The McLean Boys and that Wild Alex Hare

I sailed into the meeting, the first since my two weeks off, expecting to be cheered for my negotiating skills, but instead was met with a sea of grim faces.

“Didn’t the trade go through?” I asked. “Isn’t the menace gone?”

“He’s gone alright,” said the chairperson. “But in exchange we got someone worse.”

“Not another brother?”

“No. The wild one.”

The week before I left on holiday we’d had a meeting at which we had finally decided to get rid of the whiner.

As usual we were clustered around fluffy white tables, enjoying a break and beefing about clients who moaned about their fate: the whiner being the worst.

“I wish he’d been sent to hell,” said one disgruntled worker. Nods all around.

“As if we could choose who goes where,” said the trainee.

“It’s not as if the proper procedures aren’t followed,” grumbled another.

“So today the usual complaint from the McLean boy?” asked the chairperson who never had to serve on the Complaints Desk.

“Yeah, whine, whine, whine.”

“Why are we called the McLean Boys without first names and Hare is called the Wild Alex Hare?

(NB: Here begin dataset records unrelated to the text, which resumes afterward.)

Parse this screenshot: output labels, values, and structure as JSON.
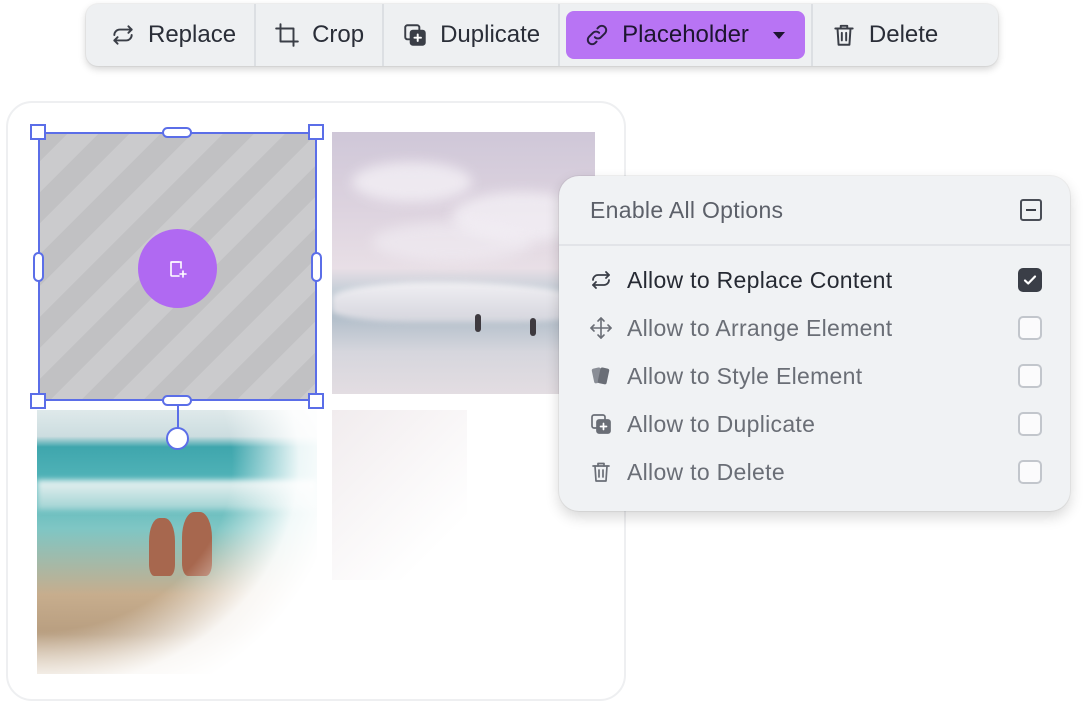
{
  "toolbar": {
    "buttons": [
      {
        "label": "Replace",
        "icon": "replace-icon"
      },
      {
        "label": "Crop",
        "icon": "crop-icon"
      },
      {
        "label": "Duplicate",
        "icon": "duplicate-icon"
      },
      {
        "label": "Placeholder",
        "icon": "link-icon",
        "active": true
      },
      {
        "label": "Delete",
        "icon": "trash-icon"
      }
    ]
  },
  "colors": {
    "accent_purple": "#b874f4",
    "selection_blue": "#5b6ee8",
    "add_circle": "#b069f2"
  },
  "options_panel": {
    "header": "Enable All Options",
    "header_state": "indeterminate",
    "items": [
      {
        "label": "Allow to Replace Content",
        "icon": "replace-icon",
        "checked": true
      },
      {
        "label": "Allow to Arrange Element",
        "icon": "move-arrows-icon",
        "checked": false
      },
      {
        "label": "Allow to Style Element",
        "icon": "style-cards-icon",
        "checked": false
      },
      {
        "label": "Allow to Duplicate",
        "icon": "duplicate-icon",
        "checked": false
      },
      {
        "label": "Allow to Delete",
        "icon": "trash-icon",
        "checked": false
      }
    ]
  }
}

Why is he the only one who’s wild?”

“Did you explain we had no authority on earth?”

“Of course, for the 25th time.”

“I blame this on the wipe out. The technology they were using last century was so bad people could remember things.”

“Worse still they seem to be able to hear what is going on down below.”

“Yeah. He’s read all the books and seen the movie. He wants to be the star but is only a walk-on.”

“So is there anything we can do to shut him up?”

“No. But if the boys ended up here why wasn’t Wild Alex Hare sent here?”

“He was sent back to earth for another round. Hoping he would be less wild.”

“And was he?”

“Well less violent and in a more acceptable way. He was a minister of the Church of Forgiveness. “

“So he didn’t kill people?”

“Only if they came unto his property but mostly he just slept with their wives.”

“And in the trade we got him?”

“Yeah, he ended up below but they decided to trade him.”

“We keep asking for a check on who is being traded but we just end up with whoever they want to get rid of.”

“And I can see why they wanted to get rid of him.”

“He’s already been at the Complaints Desk five times in four days.”

“And what is his complaint?”

“Hates harp music, argues adultery should be a sin so he shouldn’t have been traded and doesn’t want to be the same place as the McLean boys have been.”

“Well, so what to do?”

“Why not put the four of them somewhere where they can fight it out?”

“Sure. What about the middle waiting room?”

“I thought it was shut down in an austerity move.”

“I say we open it up.”

~Melodie Corrigall

Published in Corner Bar Magazine. Vol.4, Number 3, 2019.